If that summary gives the impression that Orient asked some meaningful questions of the Cumbrian rearguard, it’s entirely accurate.
Particularly in the second half, when the home attacking grew more persistent and imaginative, United picked a good time to bin their recent defensive glitches and reach for one of the days when the back door is firmly locked and the key dispatched into the Thames.
“It was as good a 0-0 draw as you are going to get,” was Ward’s post-match verdict, which correctly implies that plenty of bright attacking play landed on our plates but lacked the garnish of cold-blooded finishing.

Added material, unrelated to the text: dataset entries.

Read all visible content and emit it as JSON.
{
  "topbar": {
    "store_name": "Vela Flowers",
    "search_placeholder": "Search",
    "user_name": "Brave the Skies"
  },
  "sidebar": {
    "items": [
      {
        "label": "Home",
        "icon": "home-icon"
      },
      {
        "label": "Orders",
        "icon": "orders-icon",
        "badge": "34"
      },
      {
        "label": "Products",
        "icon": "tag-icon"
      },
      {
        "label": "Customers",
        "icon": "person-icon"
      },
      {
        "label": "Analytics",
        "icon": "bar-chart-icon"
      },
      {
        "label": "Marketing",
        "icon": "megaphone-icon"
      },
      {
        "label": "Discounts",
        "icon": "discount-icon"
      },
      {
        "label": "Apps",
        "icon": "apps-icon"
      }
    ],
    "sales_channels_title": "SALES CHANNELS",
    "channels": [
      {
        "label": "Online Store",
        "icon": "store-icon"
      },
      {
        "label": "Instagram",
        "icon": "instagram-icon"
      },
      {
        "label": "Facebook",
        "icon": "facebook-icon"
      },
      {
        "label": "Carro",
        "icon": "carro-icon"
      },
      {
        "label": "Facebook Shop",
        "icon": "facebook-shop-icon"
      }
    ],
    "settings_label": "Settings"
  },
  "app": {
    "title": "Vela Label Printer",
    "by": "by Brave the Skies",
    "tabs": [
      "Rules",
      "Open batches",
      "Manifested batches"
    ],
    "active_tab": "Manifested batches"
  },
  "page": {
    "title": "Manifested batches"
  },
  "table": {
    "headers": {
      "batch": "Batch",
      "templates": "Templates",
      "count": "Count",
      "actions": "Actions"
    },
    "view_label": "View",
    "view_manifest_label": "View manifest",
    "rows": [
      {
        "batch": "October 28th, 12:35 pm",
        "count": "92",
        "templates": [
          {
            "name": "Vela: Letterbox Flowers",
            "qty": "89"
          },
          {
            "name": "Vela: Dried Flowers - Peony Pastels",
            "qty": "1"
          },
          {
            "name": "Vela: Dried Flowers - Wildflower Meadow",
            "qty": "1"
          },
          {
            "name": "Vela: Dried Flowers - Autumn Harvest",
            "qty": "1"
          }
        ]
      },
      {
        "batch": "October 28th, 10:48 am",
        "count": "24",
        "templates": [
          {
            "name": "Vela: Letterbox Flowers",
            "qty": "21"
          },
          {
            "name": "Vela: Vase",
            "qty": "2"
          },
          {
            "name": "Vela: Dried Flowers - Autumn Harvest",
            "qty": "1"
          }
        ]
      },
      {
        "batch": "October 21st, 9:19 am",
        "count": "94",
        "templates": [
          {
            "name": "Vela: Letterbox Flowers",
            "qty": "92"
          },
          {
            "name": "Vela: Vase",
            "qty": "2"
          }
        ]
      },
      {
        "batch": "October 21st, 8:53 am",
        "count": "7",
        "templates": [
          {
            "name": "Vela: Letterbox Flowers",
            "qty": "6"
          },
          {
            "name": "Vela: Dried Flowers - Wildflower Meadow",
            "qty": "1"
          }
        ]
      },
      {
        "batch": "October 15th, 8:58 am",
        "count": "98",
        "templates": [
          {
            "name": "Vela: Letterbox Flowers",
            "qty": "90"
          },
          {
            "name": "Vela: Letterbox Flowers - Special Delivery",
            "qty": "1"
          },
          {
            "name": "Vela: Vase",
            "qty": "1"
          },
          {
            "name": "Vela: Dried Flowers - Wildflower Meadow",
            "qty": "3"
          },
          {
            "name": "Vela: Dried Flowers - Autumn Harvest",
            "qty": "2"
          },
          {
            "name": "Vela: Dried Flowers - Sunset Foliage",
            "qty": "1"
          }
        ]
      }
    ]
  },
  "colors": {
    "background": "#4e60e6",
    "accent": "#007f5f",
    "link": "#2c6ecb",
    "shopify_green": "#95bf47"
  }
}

Carlisle, starting with confidence and the breeze of a 100 per cent record at their backs, made some neat early attacks, one of which saw Marc Bridge-Wilkinson whip a tight-angled free-kick just over, another which led to a counter-attack and an off-target Simon Hackney shot, and a third, in the 14th minute, which saw Danny Graham motor onto Evan Horwood’s fine ball down the left, only for Orient’s Danny Granville to hack away the striker’s cross as Dobie threatened to pounce. Dobie, whose mood would later descend to the colour of his kit, then headed over a simple far-post chance after the improved Horwood and Hackney linked well down the left. This reprieve was Orient’s cue to fly back at the Cumbrians, prompted by young Dawkins once he had replaced the injured Wayne Gray.
The young Spurs loanee quickly obliged David Raven to make a critical interception in the United box. Then, after Hackney had failed to beat home ‘keeper Glenn Morris following a jink into the area, Dawkins and Adam Chambers served Boyd with a headed chance which deserved better than the off-target finish.

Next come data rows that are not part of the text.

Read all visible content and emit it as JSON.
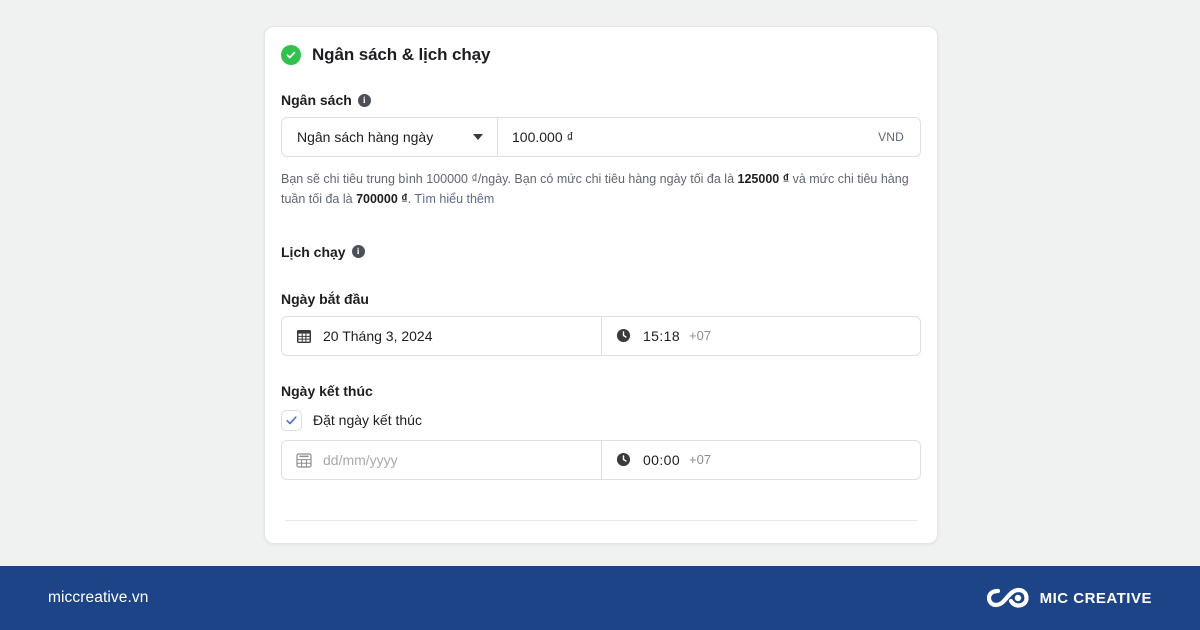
{
  "page": {
    "background_color": "#f0f2f2"
  },
  "card": {
    "section": {
      "status_icon": "check-circle-icon",
      "status_color": "#31c24d",
      "title": "Ngân sách & lịch chạy"
    },
    "budget": {
      "label": "Ngân sách",
      "info_icon": "info-icon",
      "type_selected": "Ngân sách hàng ngày",
      "dropdown_icon": "chevron-down-icon",
      "amount_value": "100.000 ₫",
      "currency": "VND",
      "helper": {
        "part1": "Bạn sẽ chi tiêu trung bình 100000 ₫/ngày. Bạn có mức chi tiêu hàng ngày tối đa là ",
        "daily_max": "125000 ₫",
        "part2": " và mức chi tiêu hàng tuần tối đa là ",
        "weekly_max": "700000 ₫",
        "part3": ". ",
        "link": "Tìm hiểu thêm"
      }
    },
    "schedule": {
      "label": "Lịch chạy",
      "info_icon": "info-icon",
      "start": {
        "label": "Ngày bắt đầu",
        "calendar_icon": "calendar-icon",
        "date_value": "20 Tháng 3, 2024",
        "clock_icon": "clock-icon",
        "time_value": "15:18",
        "timezone": "+07"
      },
      "end": {
        "label": "Ngày kết thúc",
        "checkbox_checked": true,
        "checkbox_color": "#4a7dc4",
        "checkbox_label": "Đặt ngày kết thúc",
        "calendar_icon": "calendar-icon",
        "date_placeholder": "dd/mm/yyyy",
        "clock_icon": "clock-icon",
        "time_value": "00:00",
        "timezone": "+07"
      }
    }
  },
  "footer": {
    "background_color": "#1e4488",
    "url": "miccreative.vn",
    "logo_icon": "infinity-loop-logo-icon",
    "brand_name": "MIC CREATIVE"
  }
}
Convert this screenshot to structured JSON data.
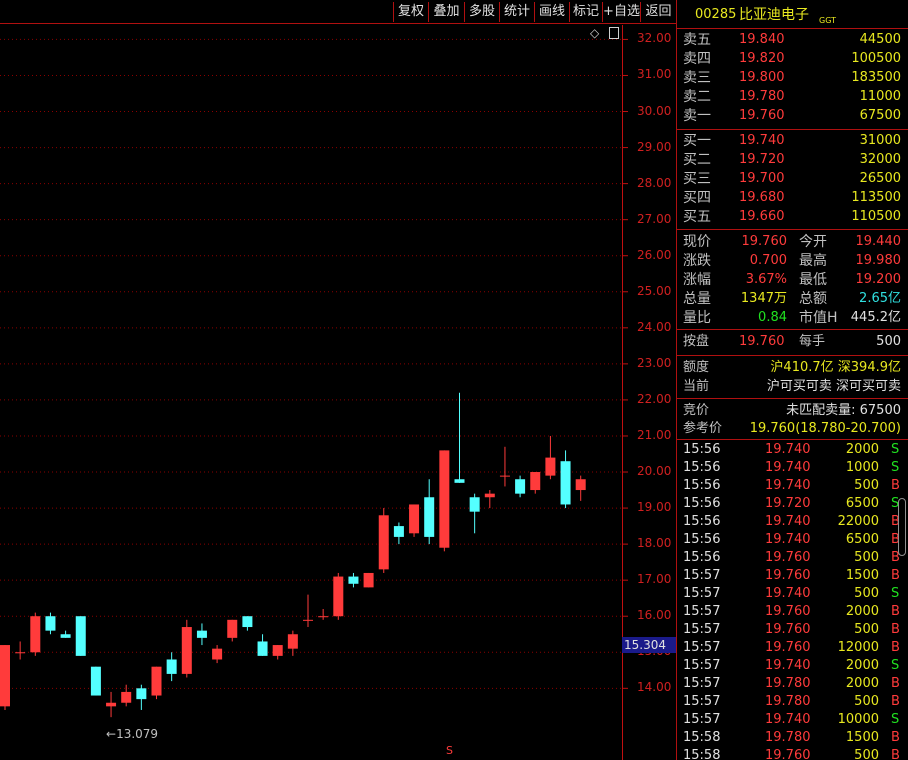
{
  "toolbar": {
    "buttons": [
      "复权",
      "叠加",
      "多股",
      "统计",
      "画线",
      "标记",
      "+自选",
      "返回"
    ]
  },
  "chart": {
    "y_ticks": [
      "32.00",
      "31.00",
      "30.00",
      "29.00",
      "28.00",
      "27.00",
      "26.00",
      "25.00",
      "24.00",
      "23.00",
      "22.00",
      "21.00",
      "20.00",
      "19.00",
      "18.00",
      "17.00",
      "16.00",
      "15.00",
      "14.00"
    ],
    "current_price_tag": "15.304",
    "low_marker": "13.079",
    "bottom_marker": "S",
    "colors": {
      "up": "#ff3b3b",
      "down": "#54ffff",
      "grid": "#8a0000",
      "axis": "#c01010"
    }
  },
  "chart_data": {
    "type": "candlestick",
    "ylim": [
      13.0,
      32.4
    ],
    "candles": [
      {
        "o": 13.5,
        "h": 15.2,
        "l": 13.4,
        "c": 15.2
      },
      {
        "o": 15.0,
        "h": 15.3,
        "l": 14.8,
        "c": 15.0
      },
      {
        "o": 15.0,
        "h": 16.1,
        "l": 14.9,
        "c": 16.0
      },
      {
        "o": 16.0,
        "h": 16.1,
        "l": 15.5,
        "c": 15.6
      },
      {
        "o": 15.5,
        "h": 15.6,
        "l": 15.4,
        "c": 15.4
      },
      {
        "o": 16.0,
        "h": 16.0,
        "l": 14.9,
        "c": 14.9
      },
      {
        "o": 14.6,
        "h": 14.6,
        "l": 13.8,
        "c": 13.8
      },
      {
        "o": 13.5,
        "h": 13.9,
        "l": 13.2,
        "c": 13.6
      },
      {
        "o": 13.6,
        "h": 14.1,
        "l": 13.5,
        "c": 13.9
      },
      {
        "o": 14.0,
        "h": 14.1,
        "l": 13.4,
        "c": 13.7
      },
      {
        "o": 13.8,
        "h": 14.6,
        "l": 13.7,
        "c": 14.6
      },
      {
        "o": 14.8,
        "h": 15.0,
        "l": 14.2,
        "c": 14.4
      },
      {
        "o": 14.4,
        "h": 15.9,
        "l": 14.3,
        "c": 15.7
      },
      {
        "o": 15.6,
        "h": 15.8,
        "l": 15.2,
        "c": 15.4
      },
      {
        "o": 14.8,
        "h": 15.2,
        "l": 14.7,
        "c": 15.1
      },
      {
        "o": 15.4,
        "h": 15.9,
        "l": 15.3,
        "c": 15.9
      },
      {
        "o": 16.0,
        "h": 16.0,
        "l": 15.6,
        "c": 15.7
      },
      {
        "o": 15.3,
        "h": 15.5,
        "l": 14.9,
        "c": 14.9
      },
      {
        "o": 14.9,
        "h": 15.2,
        "l": 14.8,
        "c": 15.2
      },
      {
        "o": 15.1,
        "h": 15.6,
        "l": 14.9,
        "c": 15.5
      },
      {
        "o": 15.9,
        "h": 16.6,
        "l": 15.7,
        "c": 15.9
      },
      {
        "o": 16.0,
        "h": 16.2,
        "l": 15.9,
        "c": 16.0
      },
      {
        "o": 16.0,
        "h": 17.2,
        "l": 15.9,
        "c": 17.1
      },
      {
        "o": 17.1,
        "h": 17.2,
        "l": 16.8,
        "c": 16.9
      },
      {
        "o": 16.8,
        "h": 17.2,
        "l": 16.8,
        "c": 17.2
      },
      {
        "o": 17.3,
        "h": 19.0,
        "l": 17.2,
        "c": 18.8
      },
      {
        "o": 18.5,
        "h": 18.6,
        "l": 18.0,
        "c": 18.2
      },
      {
        "o": 18.3,
        "h": 19.1,
        "l": 18.2,
        "c": 19.1
      },
      {
        "o": 19.3,
        "h": 19.8,
        "l": 18.0,
        "c": 18.2
      },
      {
        "o": 17.9,
        "h": 20.6,
        "l": 17.8,
        "c": 20.6
      },
      {
        "o": 19.8,
        "h": 22.2,
        "l": 19.7,
        "c": 19.7
      },
      {
        "o": 19.3,
        "h": 19.4,
        "l": 18.3,
        "c": 18.9
      },
      {
        "o": 19.3,
        "h": 19.5,
        "l": 19.0,
        "c": 19.4
      },
      {
        "o": 19.9,
        "h": 20.7,
        "l": 19.6,
        "c": 19.9
      },
      {
        "o": 19.8,
        "h": 19.9,
        "l": 19.3,
        "c": 19.4
      },
      {
        "o": 19.5,
        "h": 20.0,
        "l": 19.4,
        "c": 20.0
      },
      {
        "o": 19.9,
        "h": 21.0,
        "l": 19.8,
        "c": 20.4
      },
      {
        "o": 20.3,
        "h": 20.6,
        "l": 19.0,
        "c": 19.1
      },
      {
        "o": 19.5,
        "h": 19.9,
        "l": 19.2,
        "c": 19.8
      }
    ]
  },
  "stock": {
    "code": "00285",
    "name": "比亚迪电子",
    "tag": "GGT"
  },
  "asks": [
    {
      "label": "卖五",
      "price": "19.840",
      "vol": "44500"
    },
    {
      "label": "卖四",
      "price": "19.820",
      "vol": "100500"
    },
    {
      "label": "卖三",
      "price": "19.800",
      "vol": "183500"
    },
    {
      "label": "卖二",
      "price": "19.780",
      "vol": "11000"
    },
    {
      "label": "卖一",
      "price": "19.760",
      "vol": "67500"
    }
  ],
  "bids": [
    {
      "label": "买一",
      "price": "19.740",
      "vol": "31000"
    },
    {
      "label": "买二",
      "price": "19.720",
      "vol": "32000"
    },
    {
      "label": "买三",
      "price": "19.700",
      "vol": "26500"
    },
    {
      "label": "买四",
      "price": "19.680",
      "vol": "113500"
    },
    {
      "label": "买五",
      "price": "19.660",
      "vol": "110500"
    }
  ],
  "quote": {
    "rows": [
      {
        "l1": "现价",
        "v1": "19.760",
        "l2": "今开",
        "v2": "19.440"
      },
      {
        "l1": "涨跌",
        "v1": "0.700",
        "l2": "最高",
        "v2": "19.980"
      },
      {
        "l1": "涨幅",
        "v1": "3.67%",
        "l2": "最低",
        "v2": "19.200"
      },
      {
        "l1": "总量",
        "v1": "1347万",
        "l2": "总额",
        "v2": "2.65亿"
      },
      {
        "l1": "量比",
        "v1": "0.84",
        "l2": "市值H",
        "v2": "445.2亿"
      }
    ]
  },
  "closing": {
    "l1": "按盘",
    "v1": "19.760",
    "l2": "每手",
    "v2": "500"
  },
  "quota": {
    "label1": "额度",
    "value1": "沪410.7亿 深394.9亿",
    "label2": "当前",
    "value2": "沪可买可卖 深可买可卖"
  },
  "auction": {
    "label1": "竞价",
    "value1": "未匹配卖量: 67500",
    "label2": "参考价",
    "value2": "19.760(18.780-20.700)"
  },
  "ticks": [
    {
      "t": "15:56",
      "p": "19.740",
      "v": "2000",
      "s": "S"
    },
    {
      "t": "15:56",
      "p": "19.740",
      "v": "1000",
      "s": "S"
    },
    {
      "t": "15:56",
      "p": "19.740",
      "v": "500",
      "s": "B"
    },
    {
      "t": "15:56",
      "p": "19.720",
      "v": "6500",
      "s": "S"
    },
    {
      "t": "15:56",
      "p": "19.740",
      "v": "22000",
      "s": "B"
    },
    {
      "t": "15:56",
      "p": "19.740",
      "v": "6500",
      "s": "B"
    },
    {
      "t": "15:56",
      "p": "19.760",
      "v": "500",
      "s": "B"
    },
    {
      "t": "15:57",
      "p": "19.760",
      "v": "1500",
      "s": "B"
    },
    {
      "t": "15:57",
      "p": "19.740",
      "v": "500",
      "s": "S"
    },
    {
      "t": "15:57",
      "p": "19.760",
      "v": "2000",
      "s": "B"
    },
    {
      "t": "15:57",
      "p": "19.760",
      "v": "500",
      "s": "B"
    },
    {
      "t": "15:57",
      "p": "19.760",
      "v": "12000",
      "s": "B"
    },
    {
      "t": "15:57",
      "p": "19.740",
      "v": "2000",
      "s": "S"
    },
    {
      "t": "15:57",
      "p": "19.780",
      "v": "2000",
      "s": "B"
    },
    {
      "t": "15:57",
      "p": "19.780",
      "v": "500",
      "s": "B"
    },
    {
      "t": "15:57",
      "p": "19.740",
      "v": "10000",
      "s": "S"
    },
    {
      "t": "15:58",
      "p": "19.780",
      "v": "1500",
      "s": "B"
    },
    {
      "t": "15:58",
      "p": "19.760",
      "v": "500",
      "s": "B"
    }
  ]
}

Orient ended the half on the offensive - Williams and Livesey repelling the raw but talented Dawkins - and then bounded from the tunnel even hungrier. Raven, again, charged back to make a brilliant interception as Dawkins prepared to fire for goal, then Ryan Jarvis blasted narrowly over after good work from the bright left-winger, Jason Demetriou. Brian Saah, more of whom shortly, terminated a move of rare invention from United, when he slid in to tackle Graham after Raven’s fine through ball.
Morris then denied Graham after a tidy one-two with Dobie, before Williams again raced from his traps to bravely foil Chambers’ surge from midfield.

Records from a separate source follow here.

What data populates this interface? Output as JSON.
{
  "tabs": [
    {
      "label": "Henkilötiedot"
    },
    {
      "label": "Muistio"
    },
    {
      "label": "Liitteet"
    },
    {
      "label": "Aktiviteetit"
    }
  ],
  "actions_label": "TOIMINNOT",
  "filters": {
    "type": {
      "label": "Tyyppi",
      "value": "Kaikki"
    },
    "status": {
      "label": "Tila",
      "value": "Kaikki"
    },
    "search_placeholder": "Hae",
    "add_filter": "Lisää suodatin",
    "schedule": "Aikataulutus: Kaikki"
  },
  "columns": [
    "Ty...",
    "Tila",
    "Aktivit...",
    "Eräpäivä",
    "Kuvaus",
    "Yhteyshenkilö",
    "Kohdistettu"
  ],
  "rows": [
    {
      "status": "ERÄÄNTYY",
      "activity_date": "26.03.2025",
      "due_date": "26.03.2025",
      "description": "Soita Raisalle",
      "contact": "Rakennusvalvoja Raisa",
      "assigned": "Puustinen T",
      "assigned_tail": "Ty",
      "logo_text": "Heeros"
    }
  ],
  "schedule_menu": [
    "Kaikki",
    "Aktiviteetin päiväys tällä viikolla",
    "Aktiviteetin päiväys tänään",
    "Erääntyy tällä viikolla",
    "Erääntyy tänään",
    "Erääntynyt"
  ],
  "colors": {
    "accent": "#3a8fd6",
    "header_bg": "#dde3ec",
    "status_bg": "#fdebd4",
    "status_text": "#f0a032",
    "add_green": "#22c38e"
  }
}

A brace of substitutions - Michael Bridges and Cleveland Taylor - nearly then worked the trick against United’s frustrated hosts in the closing movements. Taylor hit the bar with a hanging header, then the winger set up Bridge-Wilkinson for an off-target 20-yarder.
Then, however, came that infuriating red card for Dobie, who responded to Saah’s aggressive attention after the whistle had gone with a shove to the defender’s legs.
The United man, not the game’s most violent soul, might have had grounds for appeal against the three-match ban, depending on the authorities view of the footage of a neurotic refereeing display from Michael Jones which also saw Bridges’ name scribbled down in the notebook for a foul before the game was through. However, United have since decided not to contest Dobie’s suspension.
The shame is that Dobie’s flashpoint will be the first thing you read about in most reports today, followed swiftly by Carlisle’s failure to stretch out their 100 per cent record for another week.
A shame, because this was by no means an afternoon of strife and failure from Ward’s men, even if they did leave most of their ruthlessness back in Cumbria.
What did bounce off the coach and onto the grass was the old defensive authority, the stubbornness which steers you through demanding days like this - and a decent goalkeeper happily sprinting away from his shadow.